«Le plateau de Fontenay-le-Comte à la Seine n'est que de deux petites lieues; on peut y avoir autant de débouchés que l'on veut sur la position d'Écote.

«Il serait convenable de se tenir maître d'Essonne et de Corbeil, afin de faire de la poudre dont nous avons grand besoin, et de profiter des magasins de farines qui sont très-considérables.

«Concertez-vous, monsieur le duc, avec M. le duc de Trévise; choisissez votre position; placez votre artillerie en batterie; l'armée arrive demain et suivra le même mouvement. Faites de suite travailler aux fortifications de Corbeil et d'Essonne, afin d'avoir, s'il est possible, deux débouchés. Faites fortifier la rivière d'Essonne; envoyez-moi de suite un mémoire sur cette position; qu'elle ait plus ou moins d'avantages, il faut la prendre dans tous les cas, parce que la rivière l'indique naturellement.

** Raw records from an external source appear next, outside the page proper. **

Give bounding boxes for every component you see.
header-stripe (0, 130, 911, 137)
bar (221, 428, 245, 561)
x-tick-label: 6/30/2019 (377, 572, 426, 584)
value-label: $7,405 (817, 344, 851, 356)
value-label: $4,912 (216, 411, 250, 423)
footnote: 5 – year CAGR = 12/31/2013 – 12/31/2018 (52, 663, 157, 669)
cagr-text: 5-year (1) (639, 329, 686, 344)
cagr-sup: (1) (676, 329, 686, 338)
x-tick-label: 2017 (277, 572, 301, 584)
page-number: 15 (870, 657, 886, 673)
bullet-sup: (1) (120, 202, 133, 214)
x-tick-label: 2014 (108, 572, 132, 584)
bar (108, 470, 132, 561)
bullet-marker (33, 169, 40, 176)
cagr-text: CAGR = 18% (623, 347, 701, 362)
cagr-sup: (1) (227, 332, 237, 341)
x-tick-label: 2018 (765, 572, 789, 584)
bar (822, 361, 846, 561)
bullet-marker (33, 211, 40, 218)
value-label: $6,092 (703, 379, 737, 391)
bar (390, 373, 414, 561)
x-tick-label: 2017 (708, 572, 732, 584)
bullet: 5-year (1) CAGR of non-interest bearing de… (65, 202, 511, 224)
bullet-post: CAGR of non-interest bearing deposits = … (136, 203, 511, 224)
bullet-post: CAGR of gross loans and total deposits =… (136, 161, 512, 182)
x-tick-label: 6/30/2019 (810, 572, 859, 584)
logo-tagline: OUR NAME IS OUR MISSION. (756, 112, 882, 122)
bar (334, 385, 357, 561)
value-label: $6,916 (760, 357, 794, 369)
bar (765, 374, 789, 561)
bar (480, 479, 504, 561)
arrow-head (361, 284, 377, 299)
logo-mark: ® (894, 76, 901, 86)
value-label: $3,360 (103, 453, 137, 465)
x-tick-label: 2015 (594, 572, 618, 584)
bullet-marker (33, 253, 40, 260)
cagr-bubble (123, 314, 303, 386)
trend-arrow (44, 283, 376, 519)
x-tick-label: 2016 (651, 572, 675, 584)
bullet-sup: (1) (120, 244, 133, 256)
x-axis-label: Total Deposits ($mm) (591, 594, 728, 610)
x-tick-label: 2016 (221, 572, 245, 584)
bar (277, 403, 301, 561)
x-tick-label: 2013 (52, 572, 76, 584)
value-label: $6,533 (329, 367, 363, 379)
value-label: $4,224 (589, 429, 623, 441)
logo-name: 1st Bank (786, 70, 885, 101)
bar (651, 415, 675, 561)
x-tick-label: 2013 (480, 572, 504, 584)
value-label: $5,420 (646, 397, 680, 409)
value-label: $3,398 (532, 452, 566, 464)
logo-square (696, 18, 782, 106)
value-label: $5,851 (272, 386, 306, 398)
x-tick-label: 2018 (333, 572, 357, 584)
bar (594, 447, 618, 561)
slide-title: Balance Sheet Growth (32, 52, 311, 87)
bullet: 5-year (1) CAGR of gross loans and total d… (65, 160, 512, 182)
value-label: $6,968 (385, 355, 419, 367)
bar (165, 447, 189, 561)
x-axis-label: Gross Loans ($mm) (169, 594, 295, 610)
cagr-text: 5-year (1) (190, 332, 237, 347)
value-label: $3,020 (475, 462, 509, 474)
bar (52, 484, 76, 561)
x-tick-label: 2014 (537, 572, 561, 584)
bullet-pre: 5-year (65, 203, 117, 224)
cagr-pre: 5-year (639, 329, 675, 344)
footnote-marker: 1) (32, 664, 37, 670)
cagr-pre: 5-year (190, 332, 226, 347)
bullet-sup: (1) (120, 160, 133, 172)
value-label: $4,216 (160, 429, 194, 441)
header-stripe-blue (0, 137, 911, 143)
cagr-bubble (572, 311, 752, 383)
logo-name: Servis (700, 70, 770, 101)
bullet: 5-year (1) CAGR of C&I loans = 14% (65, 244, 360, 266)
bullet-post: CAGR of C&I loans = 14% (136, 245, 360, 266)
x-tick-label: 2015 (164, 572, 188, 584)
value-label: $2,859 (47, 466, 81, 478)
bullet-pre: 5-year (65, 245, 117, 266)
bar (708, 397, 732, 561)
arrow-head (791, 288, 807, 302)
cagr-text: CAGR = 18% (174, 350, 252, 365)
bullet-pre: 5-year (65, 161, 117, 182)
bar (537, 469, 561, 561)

«Reconnaissez s'il y aurait une position entre Corbeil et Choisy, par exemple en avant de Ris, où on peut surveiller les deux routes d'Orléans et de Fontainebleau, avoir les derrières libres pour la retraite, et où on pourrait placer avec avantage une armée de quarante mille hommes. En trois ou quatre jours on aurait construit bien des redoutes et des ouvrages qui ajouteraient à la force naturelle de la position.

«Pour compléter le système, quand vous aurez vu la position, voyez la position de la rivière de l'École, afin de pouvoir donner votre avis sur ces trois positions. L'Empereur compte qu'à midi il doit être sans inquiétude sur la position que vous aurez occupée avec le duc de Trévise. Envoyez de la cavalerie à Arpajon, et poussez votre avant-garde sur la route de Paris aussi loin que vous pourrez, poussant des reconnaissances.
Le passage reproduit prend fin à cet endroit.